Professora estuda há dez anos sentimento que geralmente coincide com situações difíceis
06 de janeiro de 2011 | 18h 22
estadão.com.br
A noção de estar zangado com Deus remonta a tempos antigos. Essas lutas pessoais não são novas, mas a psicóloga Julie Exline, da Universidade Case Western Reserve, nos Estados Unidos, começou a olhar para esse sentimento de uma nova maneira.
Case Western University/Divulgação
Julie publicou resultados da pesquisa em revista científica
"Muitos povos experimentam a raiva contra Deus. Mesmo as pessoas que o amam e respeitam profundamente podem ficar irritadas.
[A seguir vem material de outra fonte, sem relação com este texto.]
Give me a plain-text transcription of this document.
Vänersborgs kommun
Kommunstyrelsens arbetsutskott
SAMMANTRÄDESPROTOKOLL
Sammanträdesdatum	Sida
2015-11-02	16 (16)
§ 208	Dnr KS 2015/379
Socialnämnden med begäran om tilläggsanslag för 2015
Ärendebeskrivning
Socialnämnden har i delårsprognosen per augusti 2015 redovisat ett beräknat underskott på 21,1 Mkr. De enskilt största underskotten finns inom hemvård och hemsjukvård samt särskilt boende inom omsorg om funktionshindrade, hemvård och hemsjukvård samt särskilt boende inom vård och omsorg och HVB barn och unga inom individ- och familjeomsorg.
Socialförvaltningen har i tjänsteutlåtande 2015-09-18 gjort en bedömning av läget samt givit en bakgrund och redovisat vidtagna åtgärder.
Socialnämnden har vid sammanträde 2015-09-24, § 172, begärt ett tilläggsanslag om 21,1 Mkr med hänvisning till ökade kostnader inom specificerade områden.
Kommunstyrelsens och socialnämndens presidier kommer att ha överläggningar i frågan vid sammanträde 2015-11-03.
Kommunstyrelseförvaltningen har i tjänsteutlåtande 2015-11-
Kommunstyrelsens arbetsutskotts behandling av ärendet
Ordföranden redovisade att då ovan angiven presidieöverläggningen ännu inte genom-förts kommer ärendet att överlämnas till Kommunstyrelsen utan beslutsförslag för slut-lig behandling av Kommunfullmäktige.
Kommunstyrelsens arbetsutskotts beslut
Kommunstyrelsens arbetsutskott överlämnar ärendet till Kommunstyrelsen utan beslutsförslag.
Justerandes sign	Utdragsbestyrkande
Assim como ficamos tristes ou nervosos com os outros, incluindo entes queridos, também podemos ficar com raiva de Deus", explica Julie.
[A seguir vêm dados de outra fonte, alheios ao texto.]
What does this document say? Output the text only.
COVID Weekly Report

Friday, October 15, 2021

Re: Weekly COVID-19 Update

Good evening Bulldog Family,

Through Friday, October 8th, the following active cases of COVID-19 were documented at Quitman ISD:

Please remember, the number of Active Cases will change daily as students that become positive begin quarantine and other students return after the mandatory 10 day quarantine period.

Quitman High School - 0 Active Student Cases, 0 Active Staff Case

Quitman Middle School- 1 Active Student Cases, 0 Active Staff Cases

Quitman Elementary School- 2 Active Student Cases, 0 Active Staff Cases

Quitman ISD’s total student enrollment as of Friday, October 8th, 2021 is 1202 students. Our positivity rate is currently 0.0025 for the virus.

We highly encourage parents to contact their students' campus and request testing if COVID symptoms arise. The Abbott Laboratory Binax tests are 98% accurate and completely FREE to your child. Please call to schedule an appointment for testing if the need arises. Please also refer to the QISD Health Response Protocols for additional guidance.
A psicóloga, que é professora adjunta na Faculdade de Artes e Ciências da universidade, tem pesquisado durante a última década essa sensação, conduzindo estudos com centenas de pessoas, como estudantes, sobreviventes de câncer e familiares.
Julie e colegas relatam os resultados do estudo no artigo "A raiva em direção a Deus: Prognósticos sócio-cognitivos, prevalência e relação com ajuste ao luto e câncer", publicado na mais recente edição da revista científica Journal of Personality and Social Psychology.
A raiva contra Deus muitas vezes coincide com mortes, doenças, acidentes ou desastres naturais. No entanto, essa cólera não se limita a situações traumáticas. Ela também pode aparecer quando as pessoas experimentam desapontamentos, falhas ou decepções com os outros. Alguns veem Deus como responsável por esses eventos, e irritam-se quando identificam nele intenções cruéis ou insensíveis. Segundo Julie, esses indivíduos devem pensar que o "todo-poderoso" os abandonou, traiu ou maltratou.
A autora da pesquisa também destaca que pode ser difícil para alguém reconhecer sua raiva. Muitos têm vergonha e não querem admitir os sentimentos, diz ela. Em particular, as pessoas que são muito devotas podem acreditar que devem focar somente o lado positivo da vida religiosa.
"Mas a religião e a espiritualidade são domínios diferentes da vida, assim como o trabalho e os relacionamentos", explica a psicóloga. "Isso pode trazer benefícios importantes, mas também dificuldades. A raiva contra Deus é um desses conflitos", acrescenta.
Segundo as conclusões do estudo, protestantes, afroamericanos e idosos tendem a relatar menos raiva contra Deus. Por outro lado, pessoas que não acreditam em Deus podem, ainda assim, ter raiva dele – que se torna mais angustiante quando é frequente, intensa ou crônica.
Superar esse sentimento, segundo Julie, pode exigir alguns dos mesmos passos necessários para resolver problemas de ódio entre os humanos.
"As pessoas podem se beneficiar se refletirem mais atentamente sobre essa situação e sobre como veem o papel de Deus nisso", sugere a pesquisadora. "Por exemplo, elas podem se tornar menos irritadas se decidirem que Deus não é realmente o responsável pelo evento perturbador, ou se perceberem como Deus pode trazer algum significado ou benefício por meio de uma situação dolorosa", completa.
Indivíduos que sentem raiva de Deus também precisam ter certeza de que não estão sozinhos. Muitos vivenciam essas lutas, acrescenta Julie. Ela sugere que as pessoas tentem ser abertas e honestas com Deus sobre sua ira, em vez de afastar-se dele ou tentar encobrir seus sentimentos negativos.